Setelah setengah hari berjalan menuysuri jalan setapak, rasa lelah pun ia rasakan. Ia duduk di sebuah batu besar di tepi jalan dan membuka tasnya. Roti daging yang ada di dalam tasnya dimakannya dengan lahap. Ia menghela napas.
[Saat ini pasti Nell sedang heboh mengenai dirinya dan marah padanya,] pikirnya.

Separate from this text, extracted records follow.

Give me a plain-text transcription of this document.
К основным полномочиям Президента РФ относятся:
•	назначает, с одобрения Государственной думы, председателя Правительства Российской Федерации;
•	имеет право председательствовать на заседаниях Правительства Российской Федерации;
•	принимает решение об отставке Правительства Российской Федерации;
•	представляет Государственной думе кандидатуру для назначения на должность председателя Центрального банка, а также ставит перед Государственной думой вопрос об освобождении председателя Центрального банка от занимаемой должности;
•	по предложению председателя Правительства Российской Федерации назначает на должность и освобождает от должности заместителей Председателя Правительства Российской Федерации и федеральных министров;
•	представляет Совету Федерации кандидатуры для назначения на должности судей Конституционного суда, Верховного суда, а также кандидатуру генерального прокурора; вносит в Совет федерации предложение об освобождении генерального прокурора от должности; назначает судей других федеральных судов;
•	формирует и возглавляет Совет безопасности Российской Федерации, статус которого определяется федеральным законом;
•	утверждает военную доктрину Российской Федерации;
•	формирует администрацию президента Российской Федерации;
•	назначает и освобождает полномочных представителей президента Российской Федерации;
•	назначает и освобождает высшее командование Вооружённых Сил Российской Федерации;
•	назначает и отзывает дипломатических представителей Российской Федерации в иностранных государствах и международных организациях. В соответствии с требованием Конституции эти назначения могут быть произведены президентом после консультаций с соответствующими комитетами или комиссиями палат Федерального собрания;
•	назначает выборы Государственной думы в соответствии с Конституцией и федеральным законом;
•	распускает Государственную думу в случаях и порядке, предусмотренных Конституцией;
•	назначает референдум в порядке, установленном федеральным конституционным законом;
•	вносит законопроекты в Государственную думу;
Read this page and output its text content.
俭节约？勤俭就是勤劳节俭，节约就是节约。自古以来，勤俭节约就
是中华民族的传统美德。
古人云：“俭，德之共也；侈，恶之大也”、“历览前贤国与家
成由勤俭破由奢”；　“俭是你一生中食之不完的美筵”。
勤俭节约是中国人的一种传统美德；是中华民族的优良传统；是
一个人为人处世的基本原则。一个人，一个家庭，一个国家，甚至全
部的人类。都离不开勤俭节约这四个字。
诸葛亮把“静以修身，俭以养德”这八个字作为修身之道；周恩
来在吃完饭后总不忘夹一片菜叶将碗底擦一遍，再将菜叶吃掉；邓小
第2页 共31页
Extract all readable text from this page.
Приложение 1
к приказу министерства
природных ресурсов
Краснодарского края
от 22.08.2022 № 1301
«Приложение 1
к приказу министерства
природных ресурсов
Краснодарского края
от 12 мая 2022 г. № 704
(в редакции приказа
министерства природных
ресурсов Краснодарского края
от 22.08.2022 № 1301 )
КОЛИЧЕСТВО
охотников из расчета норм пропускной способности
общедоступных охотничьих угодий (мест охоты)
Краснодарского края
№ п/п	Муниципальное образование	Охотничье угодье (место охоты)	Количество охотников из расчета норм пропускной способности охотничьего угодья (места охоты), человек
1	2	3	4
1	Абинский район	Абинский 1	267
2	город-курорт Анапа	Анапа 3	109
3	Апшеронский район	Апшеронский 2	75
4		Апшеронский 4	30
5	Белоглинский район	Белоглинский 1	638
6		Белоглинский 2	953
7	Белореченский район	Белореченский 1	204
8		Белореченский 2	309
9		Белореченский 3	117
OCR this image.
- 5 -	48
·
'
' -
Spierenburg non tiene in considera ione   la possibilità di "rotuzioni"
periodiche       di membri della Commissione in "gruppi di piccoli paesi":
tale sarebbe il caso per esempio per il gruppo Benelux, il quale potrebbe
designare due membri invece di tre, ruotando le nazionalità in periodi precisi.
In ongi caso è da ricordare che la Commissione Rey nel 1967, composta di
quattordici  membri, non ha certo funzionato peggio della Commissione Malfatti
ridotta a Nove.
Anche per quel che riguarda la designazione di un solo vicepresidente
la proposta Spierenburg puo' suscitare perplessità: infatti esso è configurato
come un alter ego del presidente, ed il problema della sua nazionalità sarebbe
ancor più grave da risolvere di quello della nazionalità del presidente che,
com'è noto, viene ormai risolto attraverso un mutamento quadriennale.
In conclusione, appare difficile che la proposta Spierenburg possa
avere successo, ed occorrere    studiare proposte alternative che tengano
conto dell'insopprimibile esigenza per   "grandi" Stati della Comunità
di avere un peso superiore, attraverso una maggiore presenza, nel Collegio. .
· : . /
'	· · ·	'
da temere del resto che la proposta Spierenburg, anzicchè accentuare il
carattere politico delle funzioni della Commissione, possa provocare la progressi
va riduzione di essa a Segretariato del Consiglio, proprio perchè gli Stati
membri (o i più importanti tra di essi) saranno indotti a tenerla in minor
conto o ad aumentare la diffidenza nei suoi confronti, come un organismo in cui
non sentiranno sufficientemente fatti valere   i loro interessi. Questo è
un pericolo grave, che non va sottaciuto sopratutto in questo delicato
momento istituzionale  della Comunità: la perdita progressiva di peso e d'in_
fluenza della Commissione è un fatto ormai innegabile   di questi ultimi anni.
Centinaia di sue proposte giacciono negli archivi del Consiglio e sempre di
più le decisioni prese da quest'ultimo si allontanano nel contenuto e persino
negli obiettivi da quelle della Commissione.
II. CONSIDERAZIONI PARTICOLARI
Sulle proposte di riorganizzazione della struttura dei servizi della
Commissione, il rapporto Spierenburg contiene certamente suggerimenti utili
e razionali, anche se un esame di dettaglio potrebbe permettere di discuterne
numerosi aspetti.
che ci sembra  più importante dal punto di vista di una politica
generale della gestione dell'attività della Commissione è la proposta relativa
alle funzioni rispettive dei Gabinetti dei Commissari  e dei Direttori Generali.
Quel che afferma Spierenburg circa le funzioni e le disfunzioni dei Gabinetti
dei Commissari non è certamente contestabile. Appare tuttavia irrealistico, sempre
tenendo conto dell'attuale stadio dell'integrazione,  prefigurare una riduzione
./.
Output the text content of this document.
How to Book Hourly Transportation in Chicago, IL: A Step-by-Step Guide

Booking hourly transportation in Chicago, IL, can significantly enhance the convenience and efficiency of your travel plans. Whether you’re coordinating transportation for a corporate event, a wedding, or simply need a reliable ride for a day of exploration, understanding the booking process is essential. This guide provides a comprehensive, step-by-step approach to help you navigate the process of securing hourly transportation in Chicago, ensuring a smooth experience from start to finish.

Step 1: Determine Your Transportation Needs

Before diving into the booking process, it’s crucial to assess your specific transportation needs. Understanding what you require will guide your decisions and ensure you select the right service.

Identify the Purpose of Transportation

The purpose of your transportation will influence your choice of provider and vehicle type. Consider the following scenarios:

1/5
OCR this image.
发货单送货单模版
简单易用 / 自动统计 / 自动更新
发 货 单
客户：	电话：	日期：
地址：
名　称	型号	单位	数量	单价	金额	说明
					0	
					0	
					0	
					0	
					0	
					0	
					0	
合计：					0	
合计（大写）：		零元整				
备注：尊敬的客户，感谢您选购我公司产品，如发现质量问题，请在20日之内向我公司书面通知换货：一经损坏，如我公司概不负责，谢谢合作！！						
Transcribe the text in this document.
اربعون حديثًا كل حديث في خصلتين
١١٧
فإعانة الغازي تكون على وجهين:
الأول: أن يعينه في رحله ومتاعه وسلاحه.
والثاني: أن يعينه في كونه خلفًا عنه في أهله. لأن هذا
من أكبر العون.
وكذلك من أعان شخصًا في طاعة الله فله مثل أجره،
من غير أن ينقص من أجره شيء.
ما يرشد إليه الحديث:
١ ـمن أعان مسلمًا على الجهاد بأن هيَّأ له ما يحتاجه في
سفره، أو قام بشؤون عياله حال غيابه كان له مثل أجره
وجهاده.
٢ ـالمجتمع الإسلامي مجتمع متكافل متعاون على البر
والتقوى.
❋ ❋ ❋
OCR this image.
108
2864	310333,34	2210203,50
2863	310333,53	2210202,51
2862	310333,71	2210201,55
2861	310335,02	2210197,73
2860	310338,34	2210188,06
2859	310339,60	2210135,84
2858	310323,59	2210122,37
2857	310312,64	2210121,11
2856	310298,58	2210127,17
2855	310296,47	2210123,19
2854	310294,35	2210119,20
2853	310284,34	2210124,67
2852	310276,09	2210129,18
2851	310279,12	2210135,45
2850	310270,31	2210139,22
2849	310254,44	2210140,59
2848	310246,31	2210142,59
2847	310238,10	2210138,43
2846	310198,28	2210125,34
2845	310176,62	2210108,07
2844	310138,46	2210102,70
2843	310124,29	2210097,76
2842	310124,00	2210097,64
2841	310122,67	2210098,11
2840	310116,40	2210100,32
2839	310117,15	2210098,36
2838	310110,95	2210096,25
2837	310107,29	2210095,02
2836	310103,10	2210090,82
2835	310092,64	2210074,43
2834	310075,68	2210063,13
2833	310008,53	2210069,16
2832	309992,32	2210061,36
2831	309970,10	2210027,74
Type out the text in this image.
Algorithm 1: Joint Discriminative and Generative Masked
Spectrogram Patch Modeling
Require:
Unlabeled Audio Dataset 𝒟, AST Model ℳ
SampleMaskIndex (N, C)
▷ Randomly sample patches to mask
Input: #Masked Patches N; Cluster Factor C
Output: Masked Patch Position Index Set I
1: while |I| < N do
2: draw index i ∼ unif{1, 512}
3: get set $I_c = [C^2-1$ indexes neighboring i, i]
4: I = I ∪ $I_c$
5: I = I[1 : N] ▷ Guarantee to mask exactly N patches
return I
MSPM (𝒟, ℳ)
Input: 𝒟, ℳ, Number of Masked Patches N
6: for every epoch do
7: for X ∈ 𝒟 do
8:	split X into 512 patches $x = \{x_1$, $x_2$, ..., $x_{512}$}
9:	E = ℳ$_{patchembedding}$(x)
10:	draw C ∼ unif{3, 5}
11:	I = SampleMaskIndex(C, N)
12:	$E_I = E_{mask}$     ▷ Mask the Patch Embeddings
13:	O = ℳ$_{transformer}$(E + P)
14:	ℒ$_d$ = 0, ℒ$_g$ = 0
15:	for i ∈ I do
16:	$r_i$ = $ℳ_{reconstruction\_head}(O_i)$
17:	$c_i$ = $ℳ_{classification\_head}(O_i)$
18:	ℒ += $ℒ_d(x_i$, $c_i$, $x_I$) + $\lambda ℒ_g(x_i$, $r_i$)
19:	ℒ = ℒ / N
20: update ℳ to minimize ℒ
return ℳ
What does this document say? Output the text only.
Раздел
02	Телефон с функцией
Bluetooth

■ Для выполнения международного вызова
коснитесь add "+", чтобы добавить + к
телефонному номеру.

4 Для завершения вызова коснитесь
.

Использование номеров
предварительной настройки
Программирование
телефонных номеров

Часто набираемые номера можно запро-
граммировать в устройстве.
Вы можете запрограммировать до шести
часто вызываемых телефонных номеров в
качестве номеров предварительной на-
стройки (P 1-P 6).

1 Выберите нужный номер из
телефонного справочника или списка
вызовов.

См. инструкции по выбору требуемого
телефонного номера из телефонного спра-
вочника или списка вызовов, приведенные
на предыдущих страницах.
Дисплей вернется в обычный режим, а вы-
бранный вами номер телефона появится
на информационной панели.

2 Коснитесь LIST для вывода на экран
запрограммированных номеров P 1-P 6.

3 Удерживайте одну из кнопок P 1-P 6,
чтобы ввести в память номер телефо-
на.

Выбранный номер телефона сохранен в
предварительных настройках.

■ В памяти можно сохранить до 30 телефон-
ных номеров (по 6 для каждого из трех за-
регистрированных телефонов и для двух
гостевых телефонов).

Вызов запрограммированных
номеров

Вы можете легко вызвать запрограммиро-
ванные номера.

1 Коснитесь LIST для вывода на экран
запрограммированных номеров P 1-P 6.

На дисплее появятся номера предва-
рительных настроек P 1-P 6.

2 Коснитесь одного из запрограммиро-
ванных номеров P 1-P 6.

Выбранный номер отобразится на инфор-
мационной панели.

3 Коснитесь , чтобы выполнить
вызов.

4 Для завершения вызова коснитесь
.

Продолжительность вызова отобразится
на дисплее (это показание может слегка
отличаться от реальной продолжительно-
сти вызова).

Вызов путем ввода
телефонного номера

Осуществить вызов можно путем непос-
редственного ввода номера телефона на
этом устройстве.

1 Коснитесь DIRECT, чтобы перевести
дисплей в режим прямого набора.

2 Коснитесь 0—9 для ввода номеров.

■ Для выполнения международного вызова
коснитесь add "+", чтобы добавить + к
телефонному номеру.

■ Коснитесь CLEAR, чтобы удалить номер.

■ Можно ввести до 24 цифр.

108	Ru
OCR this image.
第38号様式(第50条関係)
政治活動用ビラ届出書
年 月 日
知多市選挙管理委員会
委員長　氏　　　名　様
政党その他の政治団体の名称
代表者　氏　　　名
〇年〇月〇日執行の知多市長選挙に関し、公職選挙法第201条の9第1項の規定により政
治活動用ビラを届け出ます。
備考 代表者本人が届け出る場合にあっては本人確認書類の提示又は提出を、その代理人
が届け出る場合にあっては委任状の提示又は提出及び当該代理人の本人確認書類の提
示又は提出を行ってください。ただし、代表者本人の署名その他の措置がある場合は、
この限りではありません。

Segera digelengkan kepalanya. Ia harus berhenti mencemaskan Nell dan fokus pada tujuannya. Pandangan matanya melihat di kejauhan telah berganti dengan hamparan tanah kering. Setelah merasa istirahatnya sudah cukup, dilanjutkannya perjalanannya. Ia melangkahkan kaki kembali menyusuri jalan setapak dan menemukan sebuah desa. Desa itu mempunyai tanah yang tidak rata dan begitu kering. Tanah tempat ia berpijak terlihat berwarna putih pucat dan pecah-pecah, seperti tidak pernah turun hujan. Ia mencoba menuangkankan air ke tanah dan tetesan air itu langsung terserap ke dalam tanah, secepat menyerap ke dalam pasir. Pohon-pohon di kota itu kering, mereka tegak berdiri dan tidak memiliki daun. Bunga-bunga pun tidak ingin tumbuh dan rumah-rumah tersusun berantakan.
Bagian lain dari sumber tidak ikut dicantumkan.